Note the patient’s behavior in real life situation. How he responds to responsibility and changes in life? Note the difference between lascivious, coquettish, adulterous and excessive sexual desire. Any substance abuse? See such behaviors in context with prevalent norms and cultural patterns. How is the social behavior, prefers company or aloofness? Is he timid, awkward or arrogant when in company? Is he too cautious, impulsive or reckless? Any capriciousness or fastidiousness? Is he charlatan, deceitful or liar? Is there any compulsive behavior like checking, praying, counting or washing? Is the behavior appropriate for age?

3. Speech
Two components of speech are to be observed. One is language and other is thought content. Observe the ability of patient to express self. How is the articulation? Watch for the accent & dialect. Observe the pressure, rhythm and modulation of speech. The problem could be in speech apparatus, speech centre or in psychological state. Also observe the thought content. How is the organization of thoughts? How is the direction and flow of thoughts? Is there appropriate control? If loquacity is there then about what? Are the thoughts meaningful in self and with context & surroundings? Is he abrupt?

4. Perception
Note how patient perceives self and surroundings and how is his relationship with surroundings. Is the patient in touch with reality? How he takes the impact of environmental stimuli and surroundings? How is the state of self identity? Note the distortions like delusions, illusions or hallucinations. Observe the kind of insight patient has and his ego status. Is the judgment in order? How are the judgments of time and space? Note the belief system.

5. Emotions
Note the emotional status of patient. Is it in congruence with the life situation? Is it stable or changeable? Observe the range and intensity of emotional state. How he expresses his emotions? Does he torments self in anger, curse & laments others, gets abusive, violent or taciturn? How consolation or contradiction affects him? Is he irritable or averse to be disturbed? How he responds to real life situations? Let him come up with his anxieties and anticipations. Is he fearful of anything or situation? Is he serious, in grief or sad with some reason? Note the difference between apathy, ennui, loathing life and suicidal disposition. Does he craves love, is jealous, feels forsaken or is indifferent to it? Is he affectionate or benevolent? Is he cheerful, vivacious or euphoric?

6. Cognitive Functions
Note the cognitive functions of the patient. Observe the level of consciousness, alertness & attention. Note the abilities of concentration, memory, calculation, reading, writing, learning etc. Is he absentminded or forgetful or has difficulty in concentration? Is the memory active, he dwells onto past occurrences, fancies or there is abundance of thoughts? Any tendency of theorizing? Note the state of will power and self confidence. Is there any state of confusion, dullness or delirium?

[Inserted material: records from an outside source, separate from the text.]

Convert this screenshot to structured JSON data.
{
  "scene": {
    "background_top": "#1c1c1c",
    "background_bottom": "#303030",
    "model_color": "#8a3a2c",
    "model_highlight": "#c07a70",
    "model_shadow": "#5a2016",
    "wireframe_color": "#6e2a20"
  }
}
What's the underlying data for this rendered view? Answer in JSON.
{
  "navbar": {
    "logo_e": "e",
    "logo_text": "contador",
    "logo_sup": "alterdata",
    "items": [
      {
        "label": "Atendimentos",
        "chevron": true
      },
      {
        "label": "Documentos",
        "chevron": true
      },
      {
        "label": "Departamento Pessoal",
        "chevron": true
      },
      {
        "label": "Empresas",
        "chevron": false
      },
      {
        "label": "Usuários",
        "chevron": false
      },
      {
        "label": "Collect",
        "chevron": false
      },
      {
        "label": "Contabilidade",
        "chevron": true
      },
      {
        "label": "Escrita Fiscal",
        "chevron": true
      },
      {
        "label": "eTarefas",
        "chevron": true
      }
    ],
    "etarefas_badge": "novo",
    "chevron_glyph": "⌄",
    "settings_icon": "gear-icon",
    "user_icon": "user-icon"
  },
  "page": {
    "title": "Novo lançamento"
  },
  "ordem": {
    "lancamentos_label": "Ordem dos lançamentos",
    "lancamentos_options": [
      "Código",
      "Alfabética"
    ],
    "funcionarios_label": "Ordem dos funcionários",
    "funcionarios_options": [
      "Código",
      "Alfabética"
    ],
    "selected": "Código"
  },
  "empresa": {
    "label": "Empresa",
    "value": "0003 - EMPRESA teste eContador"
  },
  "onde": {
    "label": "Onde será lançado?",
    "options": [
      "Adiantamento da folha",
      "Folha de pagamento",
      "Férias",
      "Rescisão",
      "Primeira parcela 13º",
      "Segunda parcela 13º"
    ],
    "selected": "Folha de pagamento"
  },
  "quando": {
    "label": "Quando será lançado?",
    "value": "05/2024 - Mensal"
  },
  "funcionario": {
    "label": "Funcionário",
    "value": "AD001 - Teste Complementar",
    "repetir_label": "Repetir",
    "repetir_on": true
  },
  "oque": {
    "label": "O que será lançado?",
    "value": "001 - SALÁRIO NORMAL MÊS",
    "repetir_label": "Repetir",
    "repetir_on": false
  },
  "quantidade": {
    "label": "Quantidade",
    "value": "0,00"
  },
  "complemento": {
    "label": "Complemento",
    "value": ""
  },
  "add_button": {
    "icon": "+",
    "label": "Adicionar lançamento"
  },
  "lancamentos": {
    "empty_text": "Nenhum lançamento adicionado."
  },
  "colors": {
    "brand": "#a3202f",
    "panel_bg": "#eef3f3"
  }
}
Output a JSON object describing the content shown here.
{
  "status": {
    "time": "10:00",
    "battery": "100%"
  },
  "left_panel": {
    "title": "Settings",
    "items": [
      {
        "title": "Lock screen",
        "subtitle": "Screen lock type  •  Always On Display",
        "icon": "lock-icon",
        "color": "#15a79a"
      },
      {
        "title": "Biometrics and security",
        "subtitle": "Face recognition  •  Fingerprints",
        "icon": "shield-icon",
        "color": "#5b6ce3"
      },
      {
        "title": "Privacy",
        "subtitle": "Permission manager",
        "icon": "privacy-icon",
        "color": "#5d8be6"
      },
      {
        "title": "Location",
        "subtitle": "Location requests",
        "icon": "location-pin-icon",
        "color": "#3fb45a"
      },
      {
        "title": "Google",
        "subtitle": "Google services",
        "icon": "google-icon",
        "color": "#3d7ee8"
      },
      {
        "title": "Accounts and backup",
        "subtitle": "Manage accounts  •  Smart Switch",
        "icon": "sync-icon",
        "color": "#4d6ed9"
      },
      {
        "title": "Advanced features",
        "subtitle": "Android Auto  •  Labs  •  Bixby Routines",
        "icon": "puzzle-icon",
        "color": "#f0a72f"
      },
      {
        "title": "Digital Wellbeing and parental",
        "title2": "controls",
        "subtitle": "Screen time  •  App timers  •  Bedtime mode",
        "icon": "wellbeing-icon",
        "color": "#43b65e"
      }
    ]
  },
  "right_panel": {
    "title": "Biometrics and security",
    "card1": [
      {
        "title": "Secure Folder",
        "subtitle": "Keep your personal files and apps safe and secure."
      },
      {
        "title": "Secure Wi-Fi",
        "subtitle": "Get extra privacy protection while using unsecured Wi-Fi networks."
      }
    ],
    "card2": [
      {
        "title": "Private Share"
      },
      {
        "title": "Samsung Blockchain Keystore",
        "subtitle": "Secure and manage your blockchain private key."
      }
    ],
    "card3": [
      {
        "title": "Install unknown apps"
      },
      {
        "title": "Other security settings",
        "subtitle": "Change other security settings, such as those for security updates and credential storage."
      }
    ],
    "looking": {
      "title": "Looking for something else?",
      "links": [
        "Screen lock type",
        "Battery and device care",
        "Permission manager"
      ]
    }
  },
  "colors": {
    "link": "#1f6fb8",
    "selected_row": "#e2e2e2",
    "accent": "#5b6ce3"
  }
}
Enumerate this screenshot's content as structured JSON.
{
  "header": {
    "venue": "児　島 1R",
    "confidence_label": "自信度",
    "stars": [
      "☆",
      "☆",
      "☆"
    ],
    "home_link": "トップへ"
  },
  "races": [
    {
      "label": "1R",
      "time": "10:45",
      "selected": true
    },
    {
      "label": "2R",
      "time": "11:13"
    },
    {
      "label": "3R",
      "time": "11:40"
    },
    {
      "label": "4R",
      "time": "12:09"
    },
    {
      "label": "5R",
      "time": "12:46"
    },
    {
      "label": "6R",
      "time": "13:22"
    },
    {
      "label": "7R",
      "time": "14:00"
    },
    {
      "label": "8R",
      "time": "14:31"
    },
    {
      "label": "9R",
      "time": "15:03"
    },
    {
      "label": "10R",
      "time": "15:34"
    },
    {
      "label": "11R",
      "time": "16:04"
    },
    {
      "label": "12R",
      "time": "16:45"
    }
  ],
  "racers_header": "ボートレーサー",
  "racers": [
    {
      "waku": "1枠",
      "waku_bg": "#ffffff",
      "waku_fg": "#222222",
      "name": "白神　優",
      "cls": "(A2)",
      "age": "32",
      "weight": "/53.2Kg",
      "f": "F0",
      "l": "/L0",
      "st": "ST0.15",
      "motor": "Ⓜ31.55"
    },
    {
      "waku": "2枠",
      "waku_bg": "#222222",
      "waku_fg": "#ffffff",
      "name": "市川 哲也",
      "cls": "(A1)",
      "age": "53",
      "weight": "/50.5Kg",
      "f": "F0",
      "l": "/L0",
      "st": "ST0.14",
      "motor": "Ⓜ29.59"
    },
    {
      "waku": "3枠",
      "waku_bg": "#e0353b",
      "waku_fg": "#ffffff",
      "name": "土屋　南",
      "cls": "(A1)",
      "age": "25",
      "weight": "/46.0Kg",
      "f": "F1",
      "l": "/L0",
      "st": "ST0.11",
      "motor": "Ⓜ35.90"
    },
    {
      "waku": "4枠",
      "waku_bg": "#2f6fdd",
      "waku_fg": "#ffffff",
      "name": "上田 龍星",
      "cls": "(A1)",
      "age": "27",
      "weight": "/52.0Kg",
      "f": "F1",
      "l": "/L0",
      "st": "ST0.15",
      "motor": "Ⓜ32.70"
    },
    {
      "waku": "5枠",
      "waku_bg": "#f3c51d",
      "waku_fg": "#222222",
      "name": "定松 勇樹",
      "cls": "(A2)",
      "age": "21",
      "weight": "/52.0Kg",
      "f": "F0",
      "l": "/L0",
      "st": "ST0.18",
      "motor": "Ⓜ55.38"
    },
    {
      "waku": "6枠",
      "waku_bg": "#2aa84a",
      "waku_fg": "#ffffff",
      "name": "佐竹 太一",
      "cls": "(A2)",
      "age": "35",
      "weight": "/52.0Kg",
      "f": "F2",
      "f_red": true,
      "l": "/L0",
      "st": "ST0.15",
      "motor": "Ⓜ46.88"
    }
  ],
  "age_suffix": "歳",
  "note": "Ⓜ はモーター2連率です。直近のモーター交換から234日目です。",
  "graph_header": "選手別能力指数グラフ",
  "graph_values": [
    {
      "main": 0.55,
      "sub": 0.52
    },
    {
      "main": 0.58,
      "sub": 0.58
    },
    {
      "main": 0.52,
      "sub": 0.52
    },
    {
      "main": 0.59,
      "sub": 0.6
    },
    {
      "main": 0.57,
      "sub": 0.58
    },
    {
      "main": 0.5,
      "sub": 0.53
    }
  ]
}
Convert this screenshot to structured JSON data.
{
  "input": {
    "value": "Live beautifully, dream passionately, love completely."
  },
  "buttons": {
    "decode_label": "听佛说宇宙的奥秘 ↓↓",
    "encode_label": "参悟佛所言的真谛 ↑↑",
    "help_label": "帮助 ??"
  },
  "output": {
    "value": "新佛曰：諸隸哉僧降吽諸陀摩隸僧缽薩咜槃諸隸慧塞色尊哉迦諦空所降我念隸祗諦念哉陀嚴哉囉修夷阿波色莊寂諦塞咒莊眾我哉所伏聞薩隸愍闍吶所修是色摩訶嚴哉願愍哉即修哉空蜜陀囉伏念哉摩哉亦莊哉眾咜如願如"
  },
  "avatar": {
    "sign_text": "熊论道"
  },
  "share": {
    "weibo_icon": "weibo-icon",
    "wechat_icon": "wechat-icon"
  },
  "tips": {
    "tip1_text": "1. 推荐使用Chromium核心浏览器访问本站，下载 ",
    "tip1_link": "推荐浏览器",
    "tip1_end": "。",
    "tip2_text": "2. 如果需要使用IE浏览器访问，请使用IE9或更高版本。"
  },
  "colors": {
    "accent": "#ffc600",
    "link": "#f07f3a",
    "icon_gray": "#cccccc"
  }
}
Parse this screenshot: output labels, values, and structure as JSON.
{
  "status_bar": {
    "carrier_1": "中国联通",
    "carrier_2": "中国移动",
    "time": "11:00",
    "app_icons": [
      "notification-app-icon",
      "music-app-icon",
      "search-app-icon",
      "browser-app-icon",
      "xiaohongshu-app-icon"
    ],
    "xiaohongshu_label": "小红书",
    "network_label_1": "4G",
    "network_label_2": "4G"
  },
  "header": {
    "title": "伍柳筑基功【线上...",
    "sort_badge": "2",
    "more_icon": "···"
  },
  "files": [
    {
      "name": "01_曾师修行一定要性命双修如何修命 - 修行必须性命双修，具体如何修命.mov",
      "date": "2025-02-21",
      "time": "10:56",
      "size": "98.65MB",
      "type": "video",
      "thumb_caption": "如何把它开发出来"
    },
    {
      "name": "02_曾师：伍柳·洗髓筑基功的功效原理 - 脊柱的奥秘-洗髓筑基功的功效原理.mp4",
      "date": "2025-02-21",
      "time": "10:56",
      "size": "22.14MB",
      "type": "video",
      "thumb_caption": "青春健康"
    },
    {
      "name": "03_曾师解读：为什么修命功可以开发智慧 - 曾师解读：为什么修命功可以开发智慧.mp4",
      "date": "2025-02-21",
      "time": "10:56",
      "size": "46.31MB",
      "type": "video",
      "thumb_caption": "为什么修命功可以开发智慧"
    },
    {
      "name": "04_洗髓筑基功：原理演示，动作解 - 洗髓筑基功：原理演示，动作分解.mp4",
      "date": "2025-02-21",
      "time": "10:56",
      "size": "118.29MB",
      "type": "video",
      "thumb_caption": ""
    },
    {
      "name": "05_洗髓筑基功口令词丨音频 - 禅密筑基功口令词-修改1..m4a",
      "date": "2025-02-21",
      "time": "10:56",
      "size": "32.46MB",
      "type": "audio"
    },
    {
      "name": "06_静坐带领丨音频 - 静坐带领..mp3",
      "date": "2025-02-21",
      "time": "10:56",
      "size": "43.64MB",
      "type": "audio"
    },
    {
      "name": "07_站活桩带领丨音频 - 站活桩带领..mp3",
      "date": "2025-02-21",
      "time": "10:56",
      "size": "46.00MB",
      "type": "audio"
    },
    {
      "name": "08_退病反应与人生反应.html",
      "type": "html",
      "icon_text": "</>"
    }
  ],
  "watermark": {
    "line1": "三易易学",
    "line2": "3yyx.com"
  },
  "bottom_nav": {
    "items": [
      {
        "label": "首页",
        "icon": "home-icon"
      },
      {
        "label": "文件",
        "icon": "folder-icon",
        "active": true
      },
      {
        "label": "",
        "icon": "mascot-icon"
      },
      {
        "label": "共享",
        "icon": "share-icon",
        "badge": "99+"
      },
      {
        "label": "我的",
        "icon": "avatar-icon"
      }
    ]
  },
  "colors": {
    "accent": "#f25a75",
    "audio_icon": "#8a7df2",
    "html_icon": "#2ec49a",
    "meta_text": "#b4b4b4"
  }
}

Once the information is gathered, the next task is to see what is characteristic of the disorder. A mere collection of symptoms is not helpful. Classical Homeopathy requires individualization. Remedy selection and doses including the follow-up must be in accordance with the principles of classical homeopathy. Homeopathy will not let you down if you conform to its principles.

Homeopathy brings about subtle changes in person’s psychological being. It can change the thinking pattern of a person from negative to positive. It erases past emotional trauma and enables to ‘look forward’. It improves cognitive functions and can help one to achieve a positive mental health.